Wednesday, March 31, 2010

S: Future's So Bright, I Try Not To Be Jaded

Things have been going very well with Guy. Our relationship has been progressing at a surprising, yet not uncomfortably fast pace. And, uncharacteristically for me, I have enjoyed making plans for the future.

Yes, we’ve been making plans for the future. Easy there, Trigger...not those kinds of plans. Just plan plans. Future plans. For example…

  • I’m going to meet his family this weekend. This makes me a bit nervous because I want them to love me, but I’m thrilled that we have reached this point. He wants his family to get to know me because he believes I’m going to be around for a while.
  • He has invited me to join him and his son for a few days of their vacation in May. This isn’t just some weekend road trip. This is out of town, 24/7 together time, big deal vacation. With plane tickets and everything. And I couldn’t be happier that he asked.
  • He’s already got plans (and tickets) to take me on a road trip to a concert in June. Plans he made with me weeks ago when we were just starting to see each other. Plans I was immediately excited about and have been looking forward to ever since.
  • He’s purchased tickets for me to join him for football games and tailgating in the Fall.(You'll recall that he asked me out to tailgating the night we met, at which point I was disappointed at him not wanting to see me sooner. And look at us now.) This is months from now. HUGE commitment for me. And I didn’t hesitate to say that I wanted to be included in these plans. I was hoping he would ask. I can’t wait (except I don’t want it to be that close to Winter time again).
  • And, as for me, I’ve already started trying to figure out how and when I can arrange to have him meet my family. Which translates to me thinking about plans for the holidays. The holidays! Soooo many months from now.

These are all plans made with the assumption that we will be going the distance and not just a flash in the pants. And I actually like it. I’m really looking forward to doing all of these things. I like thinking about everything we will get to do as a couple that both of us have had to do as singles. I very much like looking down the long path and seeing him there with me.

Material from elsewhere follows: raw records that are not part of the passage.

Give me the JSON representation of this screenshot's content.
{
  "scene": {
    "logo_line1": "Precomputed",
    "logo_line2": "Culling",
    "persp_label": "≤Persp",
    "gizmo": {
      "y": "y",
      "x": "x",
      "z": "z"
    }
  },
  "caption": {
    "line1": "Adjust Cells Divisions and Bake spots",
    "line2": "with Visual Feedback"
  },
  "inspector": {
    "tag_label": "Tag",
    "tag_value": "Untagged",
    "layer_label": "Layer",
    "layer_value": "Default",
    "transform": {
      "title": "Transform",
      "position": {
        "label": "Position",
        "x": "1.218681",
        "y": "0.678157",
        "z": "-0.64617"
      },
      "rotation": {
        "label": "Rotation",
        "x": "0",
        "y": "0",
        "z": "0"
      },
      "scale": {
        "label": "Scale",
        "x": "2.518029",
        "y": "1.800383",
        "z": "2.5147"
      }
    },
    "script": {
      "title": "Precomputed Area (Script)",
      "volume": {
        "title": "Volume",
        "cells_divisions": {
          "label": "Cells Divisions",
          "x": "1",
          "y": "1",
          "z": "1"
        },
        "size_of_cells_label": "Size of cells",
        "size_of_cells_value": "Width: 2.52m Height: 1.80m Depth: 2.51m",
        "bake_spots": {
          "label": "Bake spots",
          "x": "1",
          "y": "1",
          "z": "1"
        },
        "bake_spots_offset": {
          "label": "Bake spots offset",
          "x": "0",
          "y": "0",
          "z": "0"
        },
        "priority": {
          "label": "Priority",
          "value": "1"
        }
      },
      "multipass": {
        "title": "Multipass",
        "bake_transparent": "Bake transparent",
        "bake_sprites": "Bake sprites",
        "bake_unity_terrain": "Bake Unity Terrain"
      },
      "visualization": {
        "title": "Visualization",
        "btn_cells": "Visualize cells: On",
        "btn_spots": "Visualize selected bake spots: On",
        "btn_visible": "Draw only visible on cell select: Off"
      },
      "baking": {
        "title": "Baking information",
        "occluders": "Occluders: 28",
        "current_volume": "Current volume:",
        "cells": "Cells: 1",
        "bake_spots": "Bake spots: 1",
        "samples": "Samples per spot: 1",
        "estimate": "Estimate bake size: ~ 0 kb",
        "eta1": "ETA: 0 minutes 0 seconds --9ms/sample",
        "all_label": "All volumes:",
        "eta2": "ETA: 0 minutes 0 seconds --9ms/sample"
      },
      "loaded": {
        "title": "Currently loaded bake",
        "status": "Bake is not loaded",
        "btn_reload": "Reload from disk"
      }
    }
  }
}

But this is somewhat frightening for me. The future…and its potential joy. In the recent past, I decided to stop looking into the future. I had a period of continuous, drastic, unfortunate changes in my life that made me feel that the more I thought I knew about where I was in life and the more comfortable I was in the world, the more likely it was to all fall apart.

So as I get more and more comfortable and happy with the idea of me and Guy…you know, the big “us,” I get more and more anxious about a rug being pulled out from under me. Just as I see a path lighting up before us and think I know where we’re headed, I fear what feels like the inevitable bottom dropping out somewhere along the way.

I don’t want to live this way and I do my best not to let this anxiety get in the way of enjoying life and him, but it’s there. And then, the other night, I let my trepidation about looking forward slip out. And it really bothered Guy. Tactical error.

I “eeek”ed in reference to the making of future plans. This “eeek” was not intended to signify a freak out about a future with Guy, but rather to indicate that I’m anxious about being too happy. About thinking I know how things are going to be.

This sparked a discussion about me looking for reasons for things to fail and concerns that I’m going to get scared and then cut and run. Both valid concerns based on my reaction.

So I explained that I very much want to have a future with Guy and I don’t want to find any reason to end our relationship. That, in fact, when things get a little difficult, I actually find reasons to keep it together and work through it. That I will hold on as hard as I can for as long as I can because the little voice in my head says, “Stay. This is where you need to be. This is your path.”

And so, every day I am allowing myself to get more and more comfortable looking down the path. I let myself enjoy thoughts of the future. Because, when it comes down to it, even if another rug is pulled out from under me, I know who will be there to help me stand back up. I know who can help me deal with anything that comes my way.

Which is good because it turns out there is one more reason to be a bit anxious about the future…the condom broke the other night.

Eeek. It's going to be a long few weeks.